Today we found out that March was
yet another month with a massive amounts of imports to America, as businesses tried to beat the “Liberation Day” tariffs declared by Donald Trump on April 2.
The international trade deficit was $162.0 billion in March, up $14.1 billion from $147.8 billion in February. Exports of goods for March were $180.8 billion, $2.2 billion more than February exports. Imports of goods for March were $342.7 billion, $16.3 billion more than February imports.
That’s quite the Trump effect for the first 3 months of 2025, isn’t it?
That explosion in imports will show up in tomorrow’s first look at Q1 GDP, as imports subtract from total
domestic product.
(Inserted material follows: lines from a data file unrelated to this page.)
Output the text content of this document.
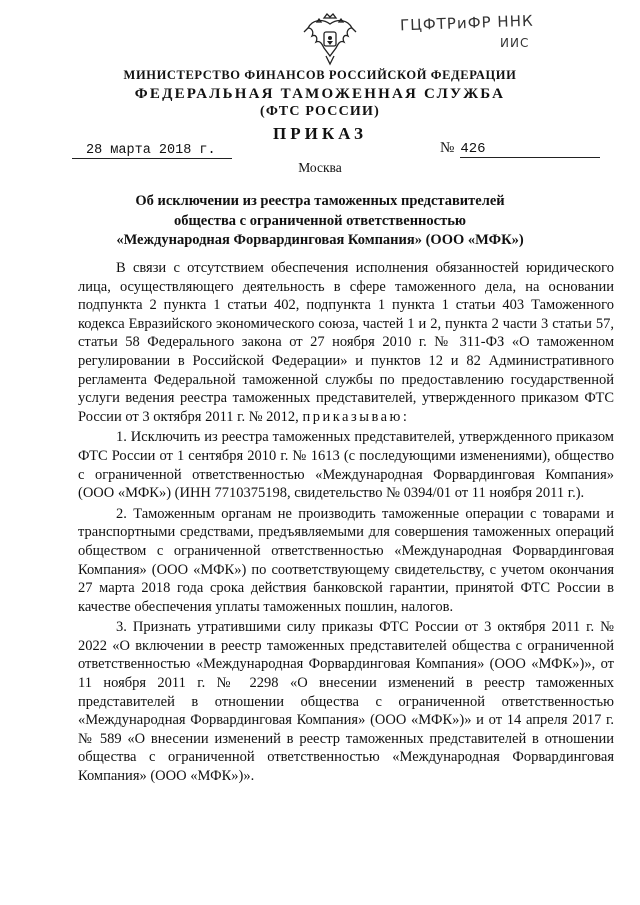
ГЦФТРиФР ННК
ИИС
МИНИСТЕРСТВО ФИНАНСОВ РОССИЙСКОЙ ФЕДЕРАЦИИ
ФЕДЕРАЛЬНАЯ ТАМОЖЕННАЯ СЛУЖБА
(ФТС РОССИИ)
ПРИКАЗ
28 марта 2018 г.	№ 426
Москва
Об исключении из реестра таможенных представителей
общества с ограниченной ответственностью
«Международная Форвардинговая Компания» (ООО «МФК»)

В связи с отсутствием обеспечения исполнения обязанностей юридического лица, осуществляющего деятельность в сфере таможенного дела, на основании подпункта 2 пункта 1 статьи 402, подпункта 1 пункта 1 статьи 403 Таможенного кодекса Евразийского экономического союза, частей 1 и 2, пункта 2 части 3 статьи 57, статьи 58 Федерального закона от 27 ноября 2010 г. № 311-ФЗ «О таможенном регулировании в Российской Федерации» и пунктов 12 и 82 Административного регламента Федеральной таможенной службы по предоставлению государственной услуги ведения реестра таможенных представителей, утвержденного приказом ФТС России от 3 октября 2011 г. № 2012, приказываю:

1. Исключить из реестра таможенных представителей, утвержденного приказом ФТС России от 1 сентября 2010 г. № 1613 (с последующими изменениями), общество с ограниченной ответственностью «Международная Форвардинговая Компания» (ООО «МФК») (ИНН 7710375198, свидетельство № 0394/01 от 11 ноября 2011 г.).

2. Таможенным органам не производить таможенные операции с товарами и транспортными средствами, предъявляемыми для совершения таможенных операций обществом с ограниченной ответственностью «Международная Форвардинговая Компания» (ООО «МФК») по соответствующему свидетельству, с учетом окончания 27 марта 2018 года срока действия банковской гарантии, принятой ФТС России в качестве обеспечения уплаты таможенных пошлин, налогов.

3. Признать утратившими силу приказы ФТС России от 3 октября 2011 г. № 2022 «О включении в реестр таможенных представителей общества с ограниченной ответственностью «Международная Форвардинговая Компания» (ООО «МФК»)», от 11 ноября 2011 г. № 2298 «О внесении изменений в реестр таможенных представителей в отношении общества с ограниченной ответственностью «Международная Форвардинговая Компания» (ООО «МФК»)» и от 14 апреля 2017 г. № 589 «О внесении изменений в реестр таможенных представителей в отношении общества с ограниченной ответственностью «Международная Форвардинговая Компания» (ООО «МФК»)».
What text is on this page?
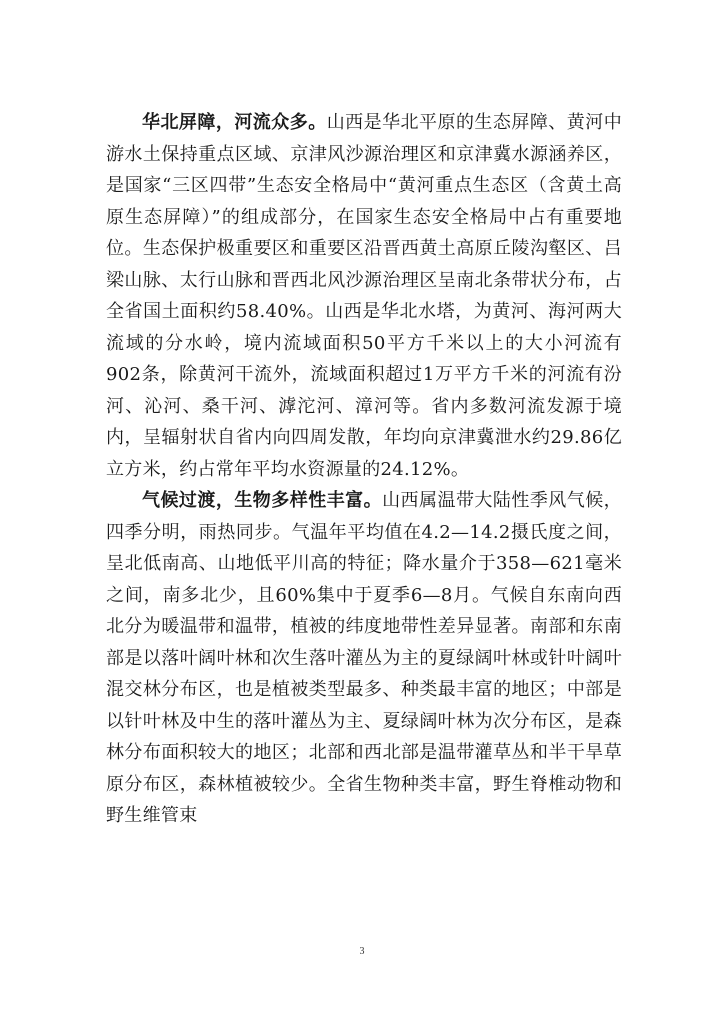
华北屏障，河流众多。山西是华北平原的生态屏障、黄河中游水土保持重点区域、京津风沙源治理区和京津冀水源涵养区，是国家“三区四带”生态安全格局中“黄河重点生态区（含黄土高原生态屏障）”的组成部分，在国家生态安全格局中占有重要地位。生态保护极重要区和重要区沿晋西黄土高原丘陵沟壑区、吕梁山脉、太行山脉和晋西北风沙源治理区呈南北条带状分布，占全省国土面积约58.40%。山西是华北水塔，为黄河、海河两大流域的分水岭，境内流域面积50平方千米以上的大小河流有902条，除黄河干流外，流域面积超过1万平方千米的河流有汾河、沁河、桑干河、滹沱河、漳河等。省内多数河流发源于境内，呈辐射状自省内向四周发散，年均向京津冀泄水约29.86亿立方米，约占常年平均水资源量的24.12%。

气候过渡，生物多样性丰富。山西属温带大陆性季风气候，四季分明，雨热同步。气温年平均值在4.2—14.2摄氏度之间，呈北低南高、山地低平川高的特征；降水量介于358—621毫米之间，南多北少，且60%集中于夏季6—8月。气候自东南向西北分为暖温带和温带，植被的纬度地带性差异显著。南部和东南部是以落叶阔叶林和次生落叶灌丛为主的夏绿阔叶林或针叶阔叶混交林分布区，也是植被类型最多、种类最丰富的地区；中部是以针叶林及中生的落叶灌丛为主、夏绿阔叶林为次分布区，是森林分布面积较大的地区；北部和西北部是温带灌草丛和半干旱草原分布区，森林植被较少。全省生物种类丰富，野生脊椎动物和野生维管束

3
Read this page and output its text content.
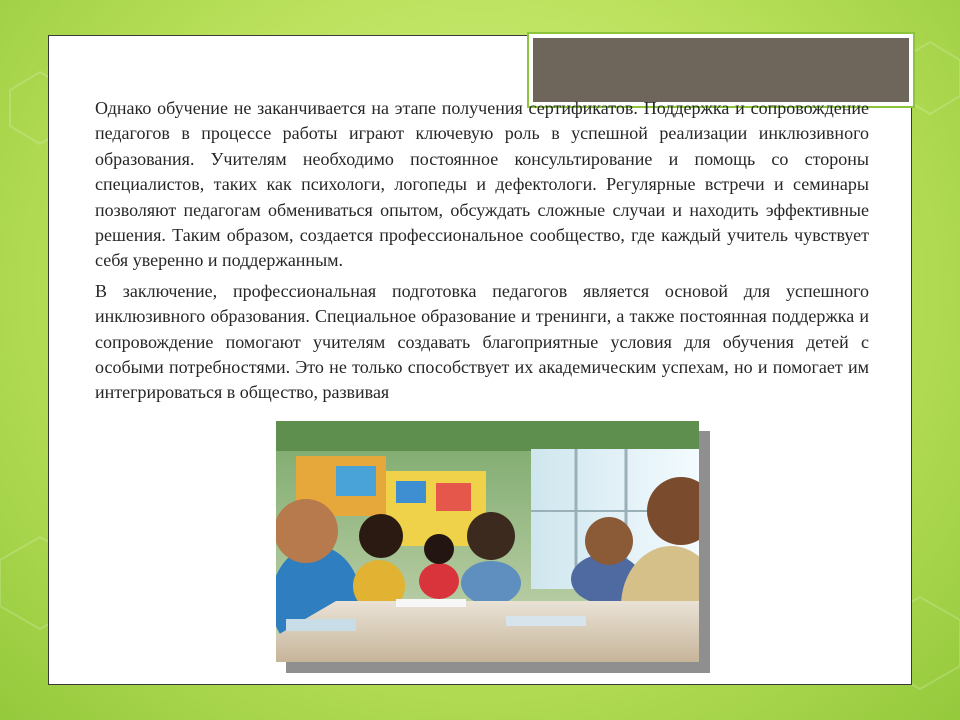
Однако обучение не заканчивается на этапе получения сертификатов. Поддержка и сопровождение педагогов в процессе работы играют ключевую роль в успешной реализации инклюзивного образования. Учителям необходимо постоянное консультирование и помощь со стороны специалистов, таких как психологи, логопеды и дефектологи. Регулярные встречи и семинары позволяют педагогам обмениваться опытом, обсуждать сложные случаи и находить эффективные решения. Таким образом, создается профессиональное сообщество, где каждый учитель чувствует себя уверенно и поддержанным.

В заключение, профессиональная подготовка педагогов является основой для успешного инклюзивного образования. Специальное образование и тренинги, а также постоянная поддержка и сопровождение помогают учителям создавать благоприятные условия для обучения детей с особыми потребностями. Это не только способствует их академическим успехам, но и помогает им интегрироваться в общество, развивая
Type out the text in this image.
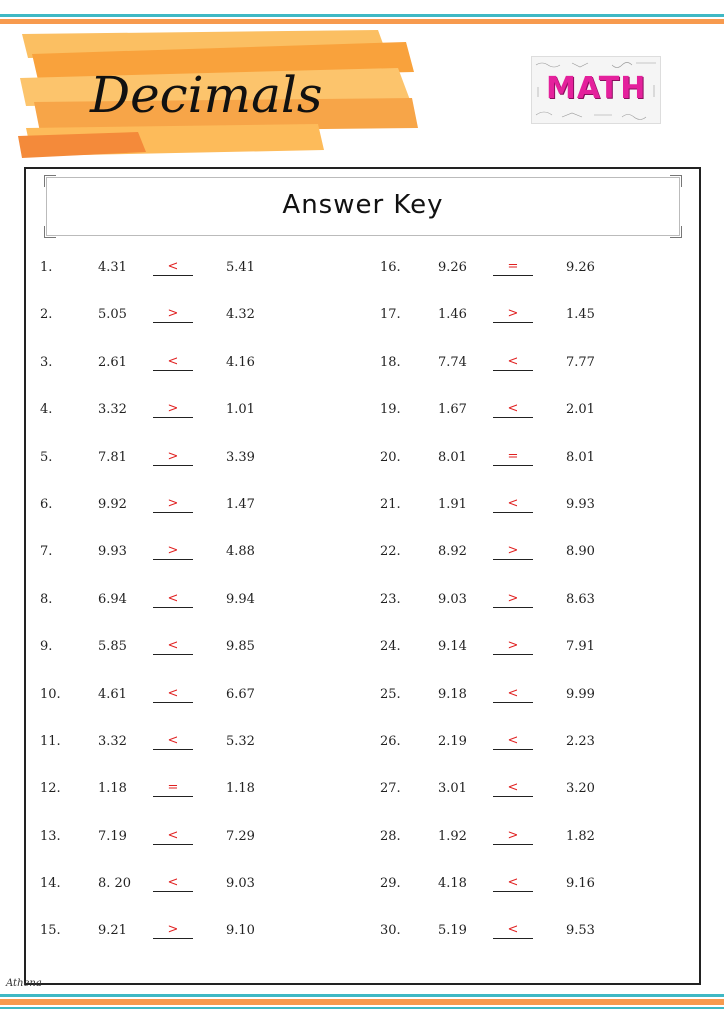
Decimals	MATH
Answer Key
1.	4.31	<	5.41
2.	5.05	>	4.32
3.	2.61	<	4.16
4.	3.32	>	1.01
5.	7.81	>	3.39
6.	9.92	>	1.47
7.	9.93	>	4.88
8.	6.94	<	9.94
9.	5.85	<	9.85
10.	4.61	<	6.67
11.	3.32	<	5.32
12.	1.18	=	1.18
13.	7.19	<	7.29
14.	8. 20	<	9.03
15.	9.21	>	9.10
16.	9.26	=	9.26
17.	1.46	>	1.45
18.	7.74	<	7.77
19.	1.67	<	2.01
20.	8.01	=	8.01
21.	1.91	<	9.93
22.	8.92	>	8.90
23.	9.03	>	8.63
24.	9.14	>	7.91
25.	9.18	<	9.99
26.	2.19	<	2.23
27.	3.01	<	3.20
28.	1.92	>	1.82
29.	4.18	<	9.16
30.	5.19	<	9.53
Athena
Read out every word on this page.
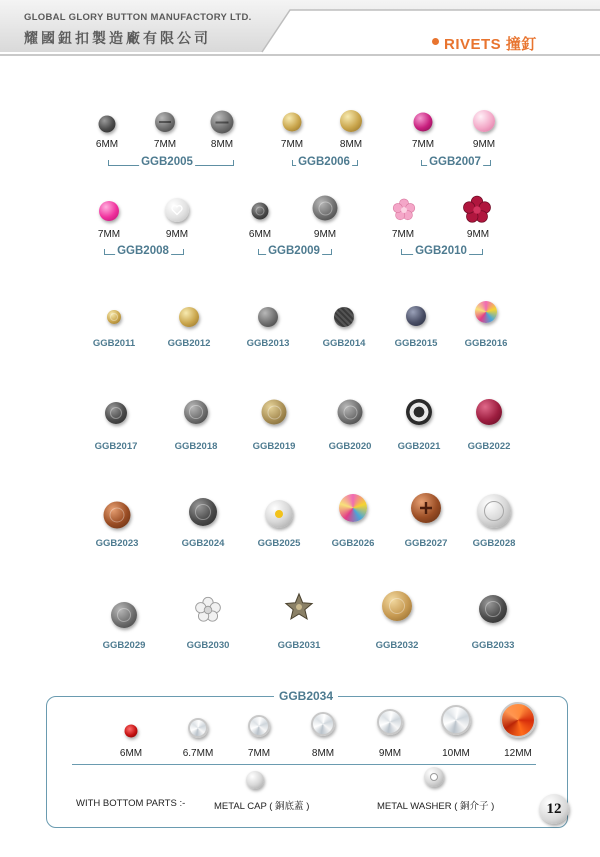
GLOBAL GLORY BUTTON MANUFACTORY LTD.
耀國鈕扣製造廠有限公司	RIVETS 撞釘
6MM	7MM	8MM
GGB2005
7MM	8MM
GGB2006
7MM	9MM
GGB2007
7MM	9MM
GGB2008
6MM	9MM
GGB2009
7MM	9MM
GGB2010
GGB2011	GGB2012	GGB2013	GGB2014	GGB2015	GGB2016
GGB2017	GGB2018	GGB2019	GGB2020	GGB2021	GGB2022
GGB2023	GGB2024	GGB2025	GGB2026	GGB2027	GGB2028
GGB2029	GGB2030	GGB2031	GGB2032	GGB2033
GGB2034
6MM	6.7MM	7MM	8MM	9MM	10MM	12MM
WITH BOTTOM PARTS :-	METAL CAP ( 銅底蓋 )	METAL WASHER ( 銅介子 )	12
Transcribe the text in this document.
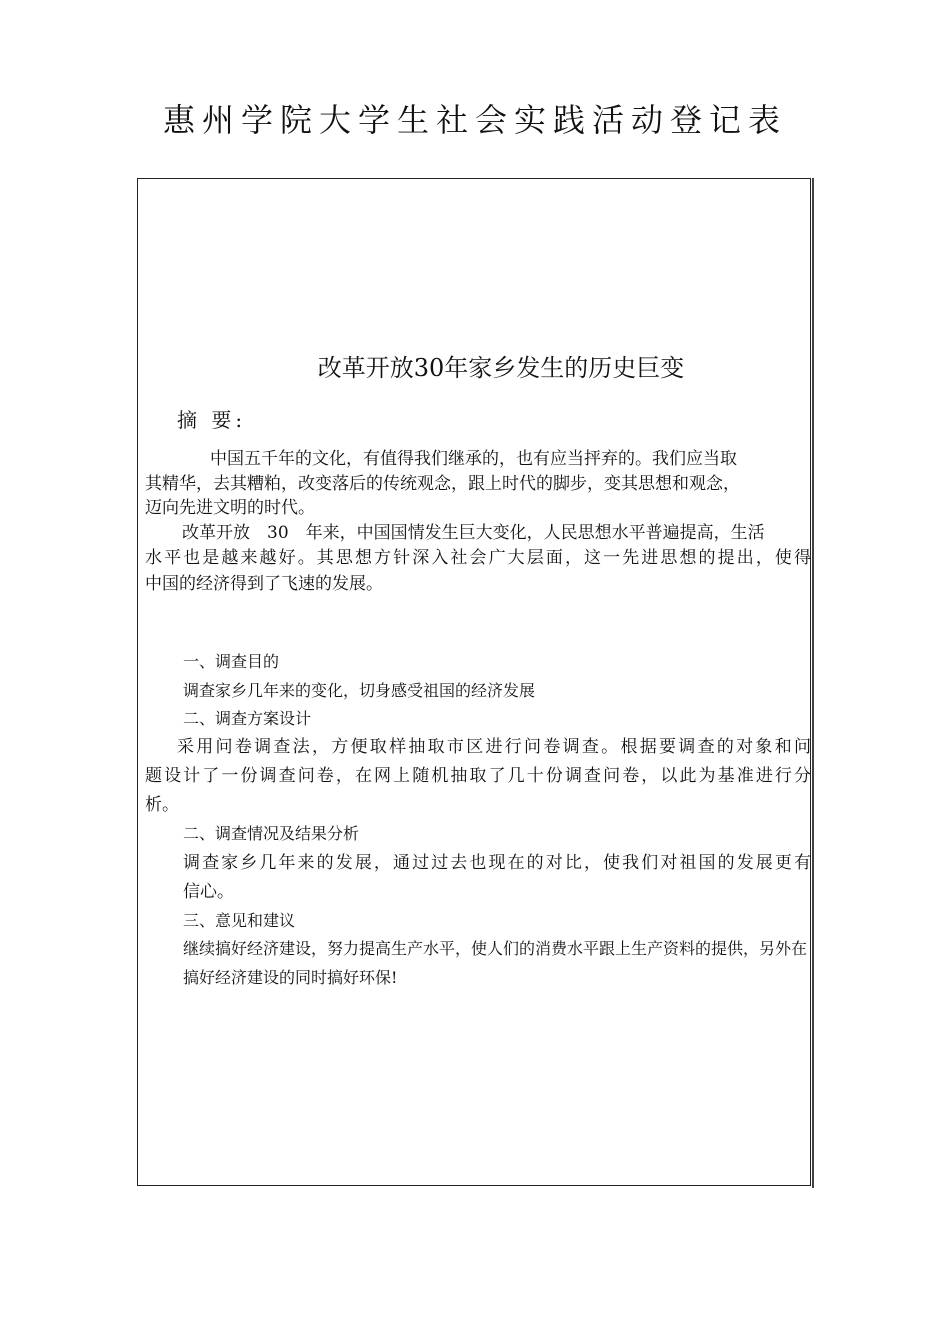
惠州学院大学生社会实践活动登记表
改革开放30年家乡发生的历史巨变
摘 要:
中国五千年的文化，有值得我们继承的，也有应当抨弃的。我们应当取
其精华，去其糟粕，改变落后的传统观念，跟上时代的脚步，变其思想和观念，
迈向先进文明的时代。
改革开放　30　年来，中国国情发生巨大变化，人民思想水平普遍提高，生活
水平也是越来越好。其思想方针深入社会广大层面，这一先进思想的提出，使得
中国的经济得到了飞速的发展。
一、调查目的
调查家乡几年来的变化，切身感受祖国的经济发展
二、调查方案设计
采用问卷调查法，方便取样抽取市区进行问卷调查。根据要调查的对象和问
题设计了一份调查问卷，在网上随机抽取了几十份调查问卷，以此为基准进行分
析。
二、调查情况及结果分析
调查家乡几年来的发展，通过过去也现在的对比，使我们对祖国的发展更有
信心。
三、意见和建议
继续搞好经济建设，努力提高生产水平，使人们的消费水平跟上生产资料的提供，另外在
搞好经济建设的同时搞好环保!
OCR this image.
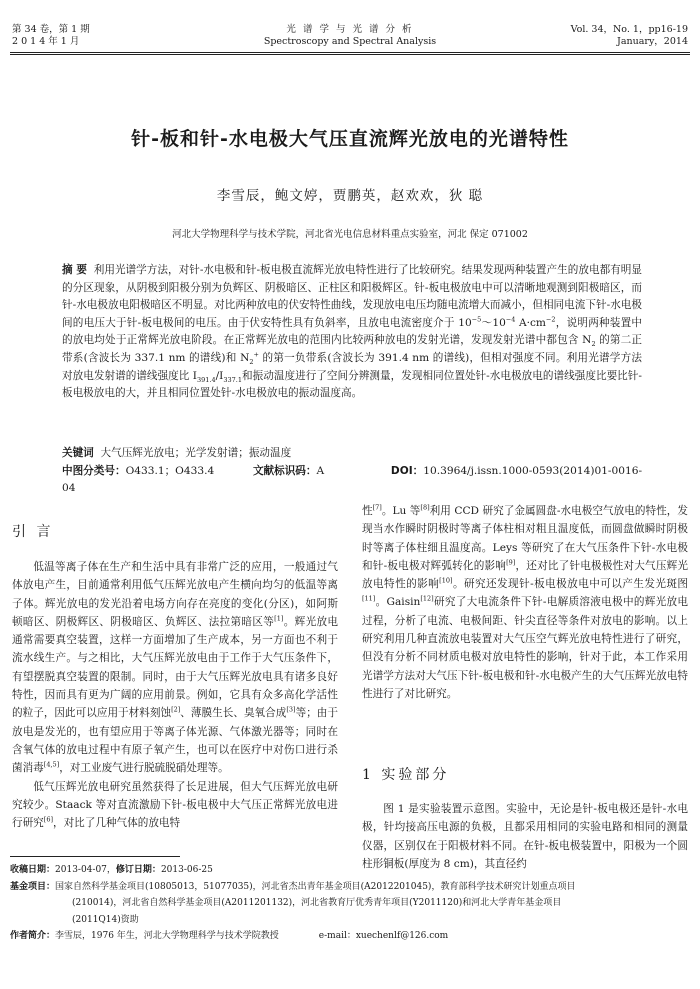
第 34 卷，第 1 期
2 0 1 4 年 1 月
光 谱 学 与 光 谱 分 析
Spectroscopy and Spectral Analysis
Vol. 34，No. 1，pp16-19
January，2014
针-板和针-水电极大气压直流辉光放电的光谱特性
李雪辰，鲍文婷，贾鹏英，赵欢欢，狄 聪
河北大学物理科学与技术学院，河北省光电信息材料重点实验室，河北 保定 071002
摘 要 利用光谱学方法，对针-水电极和针-板电极直流辉光放电特性进行了比较研究。结果发现两种装置产生的放电都有明显的分区现象，从阴极到阳极分别为负辉区、阴极暗区、正柱区和阳极辉区。针-板电极放电中可以清晰地观测到阳极暗区，而针-水电极放电阳极暗区不明显。对比两种放电的伏安特性曲线，发现放电电压均随电流增大而减小，但相同电流下针-水电极间的电压大于针-板电极间的电压。由于伏安特性具有负斜率，且放电电流密度介于 $10^{-5}\sim 10^{-4}$ $A\cdot cm^{-2}$，说明两种装置中的放电均处于正常辉光放电阶段。在正常辉光放电的范围内比较两种放电的发射光谱，发现发射光谱中都包含 $N_2$ 的第二正带系(含波长为 337.1 nm 的谱线)和 $N_2^+$ 的第一负带系(含波长为 391.4 nm 的谱线)，但相对强度不同。利用光谱学方法对放电发射谱的谱线强度比 $I_{391.4}/I_{337.1}$和振动温度进行了空间分辨测量，发现相同位置处针-水电极放电的谱线强度比要比针-板电极放电的大，并且相同位置处针-水电极放电的振动温度高。
关键词 大气压辉光放电；光学发射谱；振动温度
中图分类号：O433.1；O433.4	文献标识码：A	DOI：10.3964/j.issn.1000-0593(2014)01-0016-04
引 言

低温等离子体在生产和生活中具有非常广泛的应用，一般通过气体放电产生，目前通常利用低气压辉光放电产生横向均匀的低温等离子体。辉光放电的发光沿着电场方向存在亮度的变化(分区)，如阿斯顿暗区、阴极辉区、阴极暗区、负辉区、法拉第暗区等[1]。辉光放电通常需要真空装置，这样一方面增加了生产成本，另一方面也不利于流水线生产。与之相比，大气压辉光放电由于工作于大气压条件下，有望摆脱真空装置的限制。同时，由于大气压辉光放电具有诸多良好特性，因而具有更为广阔的应用前景。例如，它具有众多高化学活性的粒子，因此可以应用于材料刻蚀[2]、薄膜生长、臭氧合成[3]等；由于放电是发光的，也有望应用于等离子体光源、气体激光器等；同时在含氧气体的放电过程中有原子氧产生，也可以在医疗中对伤口进行杀菌消毒[4,5]，对工业废气进行脱硫脱硝处理等。

低气压辉光放电研究虽然获得了长足进展，但大气压辉光放电研究较少。Staack 等对直流激励下针-板电极中大气压正常辉光放电进行研究[6]，对比了几种气体的放电特

性[7]。Lu 等[8]利用 CCD 研究了金属圆盘-水电极空气放电的特性，发现当水作瞬时阴极时等离子体柱相对粗且温度低，而圆盘做瞬时阴极时等离子体柱细且温度高。Leys 等研究了在大气压条件下针-水电极和针-板电极对辉弧转化的影响[9]，还对比了针电极极性对大气压辉光放电特性的影响[10]。研究还发现针-板电极放电中可以产生发光斑图[11]。Gaisin[12]研究了大电流条件下针-电解质溶液电极中的辉光放电过程，分析了电流、电极间距、针尖直径等条件对放电的影响。以上研究利用几种直流放电装置对大气压空气辉光放电特性进行了研究，但没有分析不同材质电极对放电特性的影响，针对于此，本工作采用光谱学方法对大气压下针-板电极和针-水电极产生的大气压辉光放电特性进行了对比研究。

1 实验部分

图 1 是实验装置示意图。实验中，无论是针-板电极还是针-水电极，针均接高压电源的负极，且都采用相同的实验电路和相同的测量仪器，区别仅在于阳极材料不同。在针-板电极装置中，阳极为一个圆柱形铜板(厚度为 8 cm)，其直径约

收稿日期：2013-04-07，修订日期：2013-06-25
基金项目：国家自然科学基金项目(10805013，51077035)，河北省杰出青年基金项目(A2012201045)，教育部科学技术研究计划重点项目
(210014)，河北省自然科学基金项目(A2011201132)，河北省教育厅优秀青年项目(Y2011120)和河北大学青年基金项目
(2011Q14)资助
作者简介：李雪辰，1976 年生，河北大学物理科学与技术学院教授	e-mail：xuechenlf@126.com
Now to be fair, this decline gets recovered when a final product that results from those imports is made and/or sold in the US, plus whatever profit the businesses pull.
But for Q1, it’s likely to take away from the totals, and March’s continued surge of imports dropped more than 1% from
the final projection of GDPNow from the Atlanta Fed, which came out this morning.
After this morning’s Advance Economic Indicators release from the US Census Bureau, the standard and alternative model nowcasts of the contribution of net exports to first-quarter real GDP growth declined from -4.90 percentage points and -2.85 percentage points, respectively, to -5.26 percentage points and -4.05 percentage points.
Woof. But on the flip side, take out that import surge as well as increases in government purchases and overall inventories (which add to GDP), and the underlying economy generally has held up in the first three months of the year.
As UW-Madison professor Menzie Chinn notes in Econbrowser.
Lastly, I also wanted to mention this part of the Census Bureau’s release, which to me includes a warning about things going forward.
Wholesale inventories for March, adjusted for seasonal variations and trading day differences, but not for price changes, were estimated at an end-of-month level of $908.0 billion, up 0.5 percent (±0.2 percent) from February 2025, and were up 2.3 percent (±0.7 percent) from March 2024. The January 2025 to February 2025 percentage change was revised from the preliminary estimate of up 0.3 percent (±0.2 percent) to up 0.5 percent (±0.2 percent).
So that’s two straight months of 0.5% increases in the value of inventories for businesses. Combine this increase in inventory with the rush of imports, and I don’t see much of a need to have much more to order in the coming months, do you?
Which helps explain why we’ve been seeing reports like this in recent weeks.
What makes
the drop in consumer confidence in 2025 so remarkable to me is that the really bad stuff of layoffs (from a lack of orders) and higher prices (from tariffs) has largely yet to happen. But Americans seem to recognize that it’s coming soon enough, and if consumers start to cut back on their spending because of those well-founded worries about the future of the economy, then the recessionary cycle that we are likely to enter in Q2 will continue and deepen over time.